L’ancien président polonais Lech Walesa, a déclaré, dans un entretien au journal italien Il Corriere della Serra, qu’il regrettait les divisions européennes sur le conflit géorgien : « l'Europe ne peut pas se permettre que celui qui exerce la présidence tournante agisse d'une façon et que d'autres chefs d'Etat aillent dans la direction opposée », estime le chef historique du mouvement polonais Solidarité. Lech Walesa ajoute que la Russie "sortira affaiblie" du conflit à condition que les pays occidentaux fassent preuve de "solidarité internationale". Autre voix exprimée cette semaine, au Parlement européen, celle de la Lorraine Marie-Anne Isler-Béguin : la députée européenne (Verts), rapporteur d’une mission d’observation en Géorgie, a plaidé pour plus de fermeté de la part de l’Union européenne afin d’obtenir le retrait des troupes russes.
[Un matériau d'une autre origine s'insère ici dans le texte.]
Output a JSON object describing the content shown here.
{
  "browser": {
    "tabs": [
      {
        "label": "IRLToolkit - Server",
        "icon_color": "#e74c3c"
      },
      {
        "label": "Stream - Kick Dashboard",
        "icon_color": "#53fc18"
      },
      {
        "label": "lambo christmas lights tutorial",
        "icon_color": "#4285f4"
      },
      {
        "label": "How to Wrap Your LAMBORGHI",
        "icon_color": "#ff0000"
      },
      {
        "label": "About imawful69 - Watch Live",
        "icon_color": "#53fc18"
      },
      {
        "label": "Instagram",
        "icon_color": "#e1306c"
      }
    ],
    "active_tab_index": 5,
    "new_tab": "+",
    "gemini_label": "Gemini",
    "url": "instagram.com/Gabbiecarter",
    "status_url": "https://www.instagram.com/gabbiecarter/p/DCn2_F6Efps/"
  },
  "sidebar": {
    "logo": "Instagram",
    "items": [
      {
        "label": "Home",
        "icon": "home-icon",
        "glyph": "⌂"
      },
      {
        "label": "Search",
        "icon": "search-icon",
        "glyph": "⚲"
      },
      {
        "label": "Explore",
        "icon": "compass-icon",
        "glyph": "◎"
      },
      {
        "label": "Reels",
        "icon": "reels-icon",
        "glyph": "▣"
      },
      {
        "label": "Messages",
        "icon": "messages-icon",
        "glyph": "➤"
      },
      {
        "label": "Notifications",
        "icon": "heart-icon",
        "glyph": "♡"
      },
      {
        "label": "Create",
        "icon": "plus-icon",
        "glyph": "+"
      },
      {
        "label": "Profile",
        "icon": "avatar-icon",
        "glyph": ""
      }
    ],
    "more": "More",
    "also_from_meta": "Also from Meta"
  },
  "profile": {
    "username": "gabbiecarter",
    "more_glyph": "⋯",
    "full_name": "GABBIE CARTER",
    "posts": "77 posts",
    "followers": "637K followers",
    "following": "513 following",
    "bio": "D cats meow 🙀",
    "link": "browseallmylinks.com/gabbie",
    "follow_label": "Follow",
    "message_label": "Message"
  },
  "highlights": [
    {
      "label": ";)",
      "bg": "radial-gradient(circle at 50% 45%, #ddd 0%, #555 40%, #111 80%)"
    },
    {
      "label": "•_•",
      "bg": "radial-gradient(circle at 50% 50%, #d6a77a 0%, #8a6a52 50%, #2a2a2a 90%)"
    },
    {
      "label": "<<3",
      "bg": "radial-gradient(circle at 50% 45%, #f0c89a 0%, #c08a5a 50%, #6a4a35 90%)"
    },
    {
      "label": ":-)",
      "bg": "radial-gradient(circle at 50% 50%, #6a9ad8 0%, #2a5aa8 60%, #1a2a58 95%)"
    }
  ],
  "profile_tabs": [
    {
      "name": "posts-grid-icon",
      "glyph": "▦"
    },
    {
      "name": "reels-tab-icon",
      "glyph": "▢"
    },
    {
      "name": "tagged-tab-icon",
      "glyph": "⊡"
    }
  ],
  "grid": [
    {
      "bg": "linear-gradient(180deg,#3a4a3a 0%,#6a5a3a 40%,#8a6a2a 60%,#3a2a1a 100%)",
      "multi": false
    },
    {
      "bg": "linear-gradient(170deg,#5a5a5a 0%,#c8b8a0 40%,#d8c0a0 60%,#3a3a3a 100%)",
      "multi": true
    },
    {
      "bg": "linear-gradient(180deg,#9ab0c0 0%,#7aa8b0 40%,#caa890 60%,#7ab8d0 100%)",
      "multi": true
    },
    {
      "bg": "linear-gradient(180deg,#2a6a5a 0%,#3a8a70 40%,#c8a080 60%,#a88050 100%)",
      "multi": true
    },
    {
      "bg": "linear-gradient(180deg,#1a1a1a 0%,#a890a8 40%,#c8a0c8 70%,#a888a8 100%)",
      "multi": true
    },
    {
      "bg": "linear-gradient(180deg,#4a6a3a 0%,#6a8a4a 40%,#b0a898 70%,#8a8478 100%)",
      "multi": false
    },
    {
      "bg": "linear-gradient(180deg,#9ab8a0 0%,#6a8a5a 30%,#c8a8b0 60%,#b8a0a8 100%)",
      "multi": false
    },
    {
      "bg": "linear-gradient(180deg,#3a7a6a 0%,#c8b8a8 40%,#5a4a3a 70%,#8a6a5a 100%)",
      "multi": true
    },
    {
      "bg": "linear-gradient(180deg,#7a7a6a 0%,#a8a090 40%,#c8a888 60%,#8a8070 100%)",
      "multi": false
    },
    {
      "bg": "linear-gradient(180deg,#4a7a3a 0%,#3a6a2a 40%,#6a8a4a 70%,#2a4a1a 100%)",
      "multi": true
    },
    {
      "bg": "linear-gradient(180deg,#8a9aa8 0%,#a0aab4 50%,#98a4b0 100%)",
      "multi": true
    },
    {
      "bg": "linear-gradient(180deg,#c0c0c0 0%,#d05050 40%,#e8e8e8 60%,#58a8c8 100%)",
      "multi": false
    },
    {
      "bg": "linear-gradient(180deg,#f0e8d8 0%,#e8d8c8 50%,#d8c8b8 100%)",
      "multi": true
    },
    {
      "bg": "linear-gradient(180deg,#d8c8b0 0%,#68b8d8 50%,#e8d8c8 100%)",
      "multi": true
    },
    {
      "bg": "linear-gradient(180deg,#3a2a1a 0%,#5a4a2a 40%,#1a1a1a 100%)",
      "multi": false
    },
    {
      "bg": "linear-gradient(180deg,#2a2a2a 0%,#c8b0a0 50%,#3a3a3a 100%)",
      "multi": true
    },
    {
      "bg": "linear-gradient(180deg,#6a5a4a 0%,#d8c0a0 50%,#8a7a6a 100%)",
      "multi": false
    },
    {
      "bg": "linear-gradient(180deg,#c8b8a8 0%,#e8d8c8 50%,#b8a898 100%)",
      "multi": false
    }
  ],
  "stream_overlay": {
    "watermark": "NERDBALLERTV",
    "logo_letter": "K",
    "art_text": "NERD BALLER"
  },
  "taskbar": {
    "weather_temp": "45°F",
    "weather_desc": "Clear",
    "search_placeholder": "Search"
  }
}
L’OTAN a haussé le ton, sous la pression des Etats-Unis. En marge d’une réunion d’urgence, la secrétaire d'Etat américaine aux affaires étrangères, Condoleezza Rice, a estimé que la Russie devenait "de plus en plus hors-la-loi" en traînant les pieds pour retirer ses troupes. Quant au conseil de sécurité de l’ONU, il est impuissant à définir une position, la Russie y disposant d’un siège permanent et d’un droit de veto. Le projet de résolution des Nations Unies, présenté mardi 19 août, a ainsi été rejeté par les Russes. Ce texte réclamait le repli des forces russes et géorgiennes sur leurs positions respectives d'avant le début du conflit, le 7 août dernier.

Le 20 août, l’accord de cessez-le-feu entre Russes et Géorgiens n’était toujours pas respecté. Les populations civiles font les frais de cette guerre sans contrepoids diplomatique claire et ferme. La Croix-Rouge estime que 80.000 personnes ont été « déplacées ».